Delphino has \(k\) sweets. Phindile has \(4\) times as many sweets as Delphino. Give an expression for the number of sweets that Phindile has, in terms of \(k\).

### Multiply the number of sweets that Delphino has by \(4\).

We don’t know how many sweets Delphino has. We use the variable \(k\) to stand in the place of the number of sweets that Delphino has.

Delphino has \(k\) sweets and Phindile has \(4\) times as many.

\[4 \times k = 4k\]Therefore, Phindile has \(4k\) sweets.

## Worked example 6.24: Formulating expressions

Yu Yan has \(y\) sweets. Abdoul has \(7\) fewer sweets than Yu Yan. Give an expression for the number of sweets that Abdoul has, in terms of \(y\).

### Subtract the difference from the number of sweets that Yu Yan has.

Abdoul has \(7\) fewer sweets than Yu Yan has. So we must subtract \(7\) sweets from Yu Yan’s sweets:

\[y - 7\]Therefore, Abdoul has \(y - 7\) sweets.

## Worked example 6.25: Formulating expressions

- Phindile has \(z\) sweets.
- Abdoul has \(4\) more sweets than Phindile.
- Delphino has twice as many sweets as Abdoul.

Give simplified expressions, in terms of \(z\), for:

- The number of sweets that Abdoul has.
- The number of sweets that Delphino has.

### Write an expression for Abdoul’s sweets.

We don’t know how many sweets Phindile has. We use the variable \(z\) to stand in the place of Phindile’s sweets.

Abdoul has \(4\) more sweets than Phindile. Phindile has \(z\) sweets.

Therefore, Abdoul has \(z + 4\) sweets.

### Write an expression for Delphino’s sweets.

Delphino has twice as many sweets as Abdoul. Abdoul has \(z + 4\) sweets.

\[2(z + 4) = 2k + 8\]Therefore, Delphino has \(2k + 8\) sweets.

## Worked example 6.26: Consecutive integers

Determine a simplified expression for the sum of five consecutive integers, where the smallest integer is \(x\).

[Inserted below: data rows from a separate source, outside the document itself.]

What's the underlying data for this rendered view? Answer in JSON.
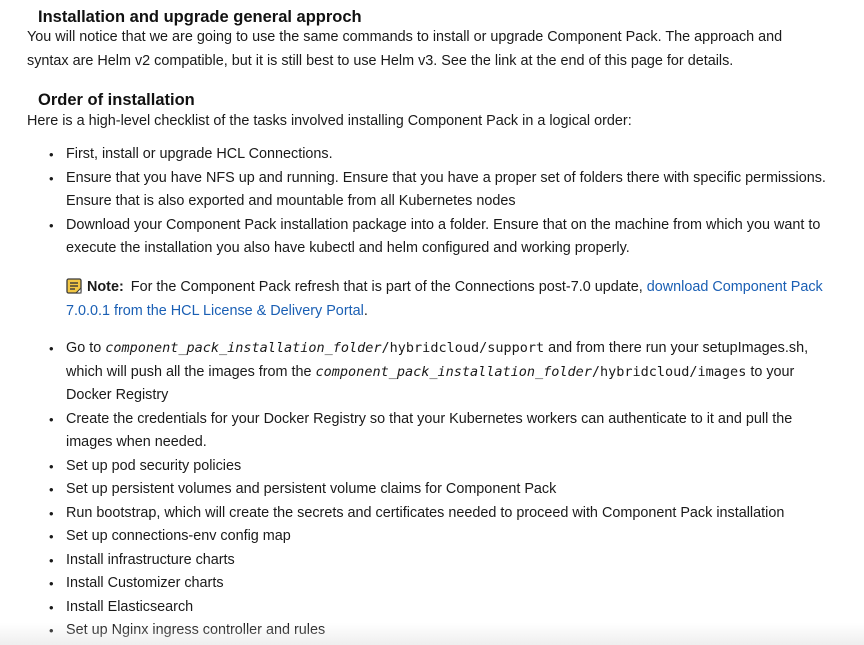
{
  "section1": {
    "heading": "Installation and upgrade general approch",
    "paragraph": "You will notice that we are going to use the same commands to install or upgrade Component Pack. The approach and syntax are Helm v2 compatible, but it is still best to use Helm v3. See the link at the end of this page for details."
  },
  "section2": {
    "heading": "Order of installation",
    "intro": "Here is a high-level checklist of the tasks involved installing Component Pack in a logical order:",
    "bullet": "•",
    "items_a": [
      "First, install or upgrade HCL Connections.",
      "Ensure that you have NFS up and running. Ensure that you have a proper set of folders there with specific permissions. Ensure that is also exported and mountable from all Kubernetes nodes",
      "Download your Component Pack installation package into a folder. Ensure that on the machine from which you want to execute the installation you also have kubectl and helm configured and working properly."
    ],
    "note": {
      "icon": "note-icon",
      "label": "Note:",
      "text": "For the Component Pack refresh that is part of the Connections post-7.0 update,",
      "link_text": "download Component Pack 7.0.0.1 from the HCL License & Delivery Portal",
      "end": "."
    },
    "item_go": {
      "t1": "Go to ",
      "c1": "component_pack_installation_folder",
      "c2": "/hybridcloud/support",
      "t2": " and from there run your setupImages.sh, which will push all the images from the ",
      "c3": "component_pack_installation_folder",
      "c4": "/hybridcloud/images",
      "t3": " to your Docker Registry"
    },
    "items_b": [
      "Create the credentials for your Docker Registry so that your Kubernetes workers can authenticate to it and pull the images when needed.",
      "Set up pod security policies",
      "Set up persistent volumes and persistent volume claims for Component Pack",
      "Run bootstrap, which will create the secrets and certificates needed to proceed with Component Pack installation",
      "Set up connections-env config map",
      "Install infrastructure charts",
      "Install Customizer charts",
      "Install Elasticsearch",
      "Set up Nginx ingress controller and rules"
    ]
  },
  "colors": {
    "text": "#1a1a1a",
    "link": "#1a5fb4",
    "note_icon": "#f2c744"
  }
}
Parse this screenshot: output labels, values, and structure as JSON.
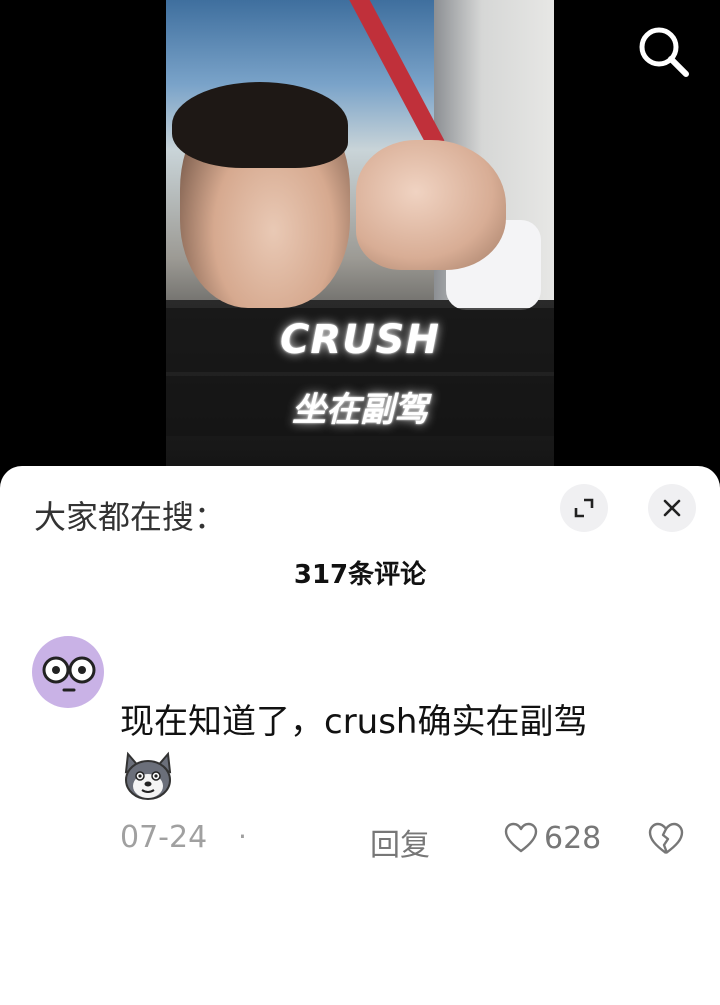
{
  "video": {
    "caption_top": "CRUSH",
    "caption_bottom": "坐在副驾"
  },
  "icons": {
    "search": "search-icon",
    "expand": "expand-icon",
    "close": "close-icon",
    "like": "heart-icon",
    "dislike": "broken-heart-icon"
  },
  "panel": {
    "hot_search_label": "大家都在搜：",
    "comment_count": "317条评论"
  },
  "comment": {
    "text": "现在知道了，crush确实在副驾",
    "date": "07-24",
    "separator": "·",
    "reply_label": "回复",
    "like_count": "628"
  },
  "colors": {
    "avatar_bg": "#c9b2e6",
    "muted_text": "#a0a0a0"
  }
}
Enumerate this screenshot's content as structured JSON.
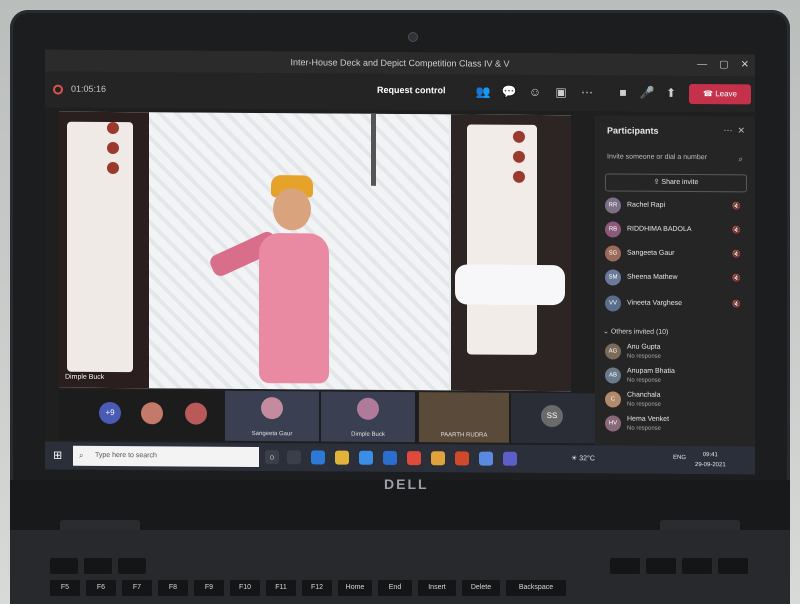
{
  "window": {
    "title": "Inter-House Deck and Depict Competition Class IV & V"
  },
  "toolbar": {
    "timer": "01:05:16",
    "request_control": "Request control",
    "leave": "Leave"
  },
  "video": {
    "name": "Dimple Buck"
  },
  "participants": {
    "title": "Participants",
    "invite_placeholder": "Invite someone or dial a number",
    "share_invite": "Share invite",
    "list": [
      {
        "name": "Rachel Rapi",
        "initials": "RR"
      },
      {
        "name": "RIDDHIMA BADOLA",
        "initials": "RB"
      },
      {
        "name": "Sangeeta Gaur",
        "initials": "SG"
      },
      {
        "name": "Sheena Mathew",
        "initials": "SM"
      },
      {
        "name": "Vineeta Varghese",
        "initials": "VV"
      }
    ],
    "others_header": "Others invited (10)",
    "others": [
      {
        "name": "Anu Gupta",
        "status": "No response",
        "initials": "AG"
      },
      {
        "name": "Anupam Bhatia",
        "status": "No response",
        "initials": "AB"
      },
      {
        "name": "Chanchala",
        "status": "No response",
        "initials": "C"
      },
      {
        "name": "Hema Venket",
        "status": "No response",
        "initials": "HV"
      }
    ]
  },
  "gallery": {
    "more_count": "+9",
    "tiles": [
      {
        "name": "Sangeeta Gaur"
      },
      {
        "name": "Dimple Buck"
      },
      {
        "name": "PAARTH RUDRA"
      },
      {
        "name": "",
        "initials": "SS"
      }
    ]
  },
  "taskbar": {
    "search_placeholder": "Type here to search",
    "weather": "32°C",
    "lang": "ENG",
    "time": "09:41",
    "date": "29-09-2021"
  },
  "laptop": {
    "brand": "DELL"
  },
  "keyboard": {
    "keys": [
      "F5",
      "F6",
      "F7",
      "F8",
      "F9",
      "F10",
      "F11",
      "F12",
      "Home",
      "End",
      "Insert",
      "Delete",
      "Backspace"
    ]
  }
}
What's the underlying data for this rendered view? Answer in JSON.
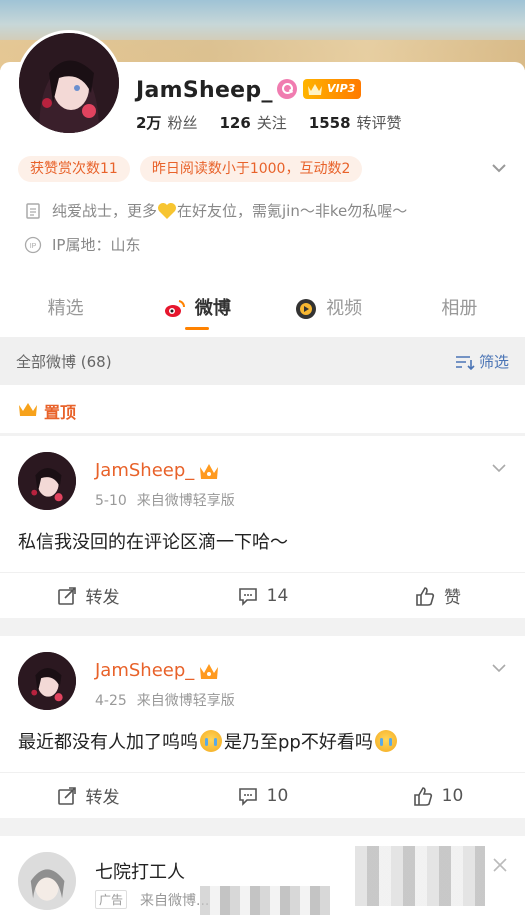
{
  "profile": {
    "username": "JamSheep_",
    "vip_label": "VIP3",
    "stats": [
      {
        "value": "2万",
        "label": "粉丝"
      },
      {
        "value": "126",
        "label": "关注"
      },
      {
        "value": "1558",
        "label": "转评赞"
      }
    ],
    "tags": [
      "获赞赏次数11",
      "昨日阅读数小于1000，互动数2"
    ],
    "bio_before": "纯爱战士，更多",
    "bio_after": "在好友位，需氪jin～非ke勿私喔～",
    "ip": "IP属地：山东"
  },
  "tabs": [
    {
      "label": "精选",
      "active": false
    },
    {
      "label": "微博",
      "active": true
    },
    {
      "label": "视频",
      "active": false
    },
    {
      "label": "相册",
      "active": false
    }
  ],
  "filter": {
    "count_label": "全部微博 (68)",
    "filter_label": "筛选"
  },
  "pinned_label": "置顶",
  "posts": [
    {
      "author": "JamSheep_",
      "date": "5-10",
      "source": "来自微博轻享版",
      "text": "私信我没回的在评论区滴一下哈～",
      "repost_label": "转发",
      "comments": "14",
      "likes": "赞"
    },
    {
      "author": "JamSheep_",
      "date": "4-25",
      "source": "来自微博轻享版",
      "text_part1": "最近都没有人加了呜呜",
      "text_part2": "是乃至pp不好看吗",
      "repost_label": "转发",
      "comments": "10",
      "likes": "10"
    },
    {
      "author": "七院打工人",
      "ad_tag": "广告",
      "source": "来自微博..."
    }
  ],
  "colors": {
    "accent": "#ff8200",
    "orange_text": "#e8622a",
    "link_blue": "#4a74b5"
  }
}
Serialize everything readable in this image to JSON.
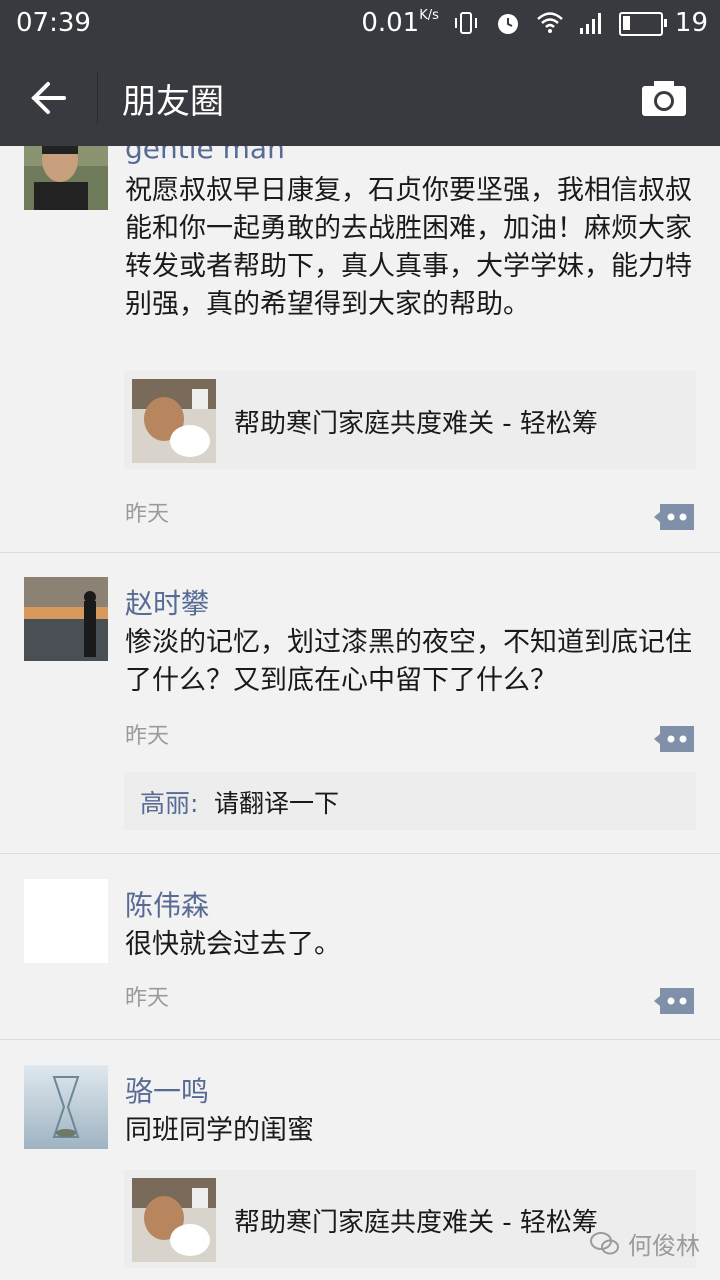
{
  "status_bar": {
    "time": "07:39",
    "network_speed": "0.01",
    "network_unit": "K/s",
    "battery": "19",
    "battery_level": 0.19
  },
  "nav": {
    "title": "朋友圈",
    "back_icon": "arrow-left-icon",
    "camera_icon": "camera-icon"
  },
  "posts": [
    {
      "name": "gentle man",
      "text": "祝愿叔叔早日康复，石贞你要坚强，我相信叔叔能和你一起勇敢的去战胜困难，加油！麻烦大家转发或者帮助下，真人真事，大学学妹，能力特别强，真的希望得到大家的帮助。",
      "link_title": "帮助寒门家庭共度难关 - 轻松筹",
      "time": "昨天"
    },
    {
      "name": "赵时攀",
      "text": "惨淡的记忆，划过漆黑的夜空，不知道到底记住了什么？又到底在心中留下了什么？",
      "time": "昨天",
      "comment": {
        "commenter": "高丽",
        "separator": ":",
        "text": "请翻译一下"
      }
    },
    {
      "name": "陈伟森",
      "text": "很快就会过去了。",
      "time": "昨天"
    },
    {
      "name": "骆一鸣",
      "text": "同班同学的闺蜜",
      "link_title": "帮助寒门家庭共度难关 - 轻松筹"
    }
  ],
  "watermark": {
    "text": "何俊林"
  },
  "colors": {
    "bar": "#393a3f",
    "name": "#576b95",
    "time": "#9b9b9b",
    "card": "#ededed",
    "comment_button": "#7f90a8"
  }
}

Hence, determine the sum of five consecutive integers if the smallest integer is \(60\).

### Write expressions for five consecutive integers.

To get consecutive integers, we start with an integer and add \(1\) each time. For example, if we start at \(2\), the next consecutive integer is \(2 + 1 = 3\).

If we start at \(x\), the next consecutive integer is \(x + 1\).

We add \(1\) again to get the following consecutive integer: \((x + 1) + 1 = x + 2\).

The fourth consecutive integer is: \((x + 2) + 1 = x + 3\).

The fifth consecutive integer is: \((x + 3) + 1 = x + 4\).

Therefore the consecutive integers are \(x\), \(x + 1\), \(x + 2\), \(x + 3\) and \(x + 4\).

### Add the expressions together to get the sum.

\[= x + (x + 1) + (x + 2) + (x + 3) + (x + 4)\] \[= x + x + 1 + x + 2 + x + 3 + x + 4\] \[= 5x + 10\]**Hint:** Adding \((x + 1)\) is the same as adding \(x\) and then adding \(1\). That is why we
can get rid of the brackets.

### Substitute.

Substitute \(x = 60\) into \(5x + 10\).

From Step \(2\), we know that an expression for the sum of five consecutive integers is \(5x + 10\), where \(x\) stands for the smallest integer.

If \(x = 60\):

\[5x + 10 = 5(60) + 10 = 300 + 10 = 310\]Therefore, if the smallest integer is \(60\), the sum of five consecutive integers is \(310\).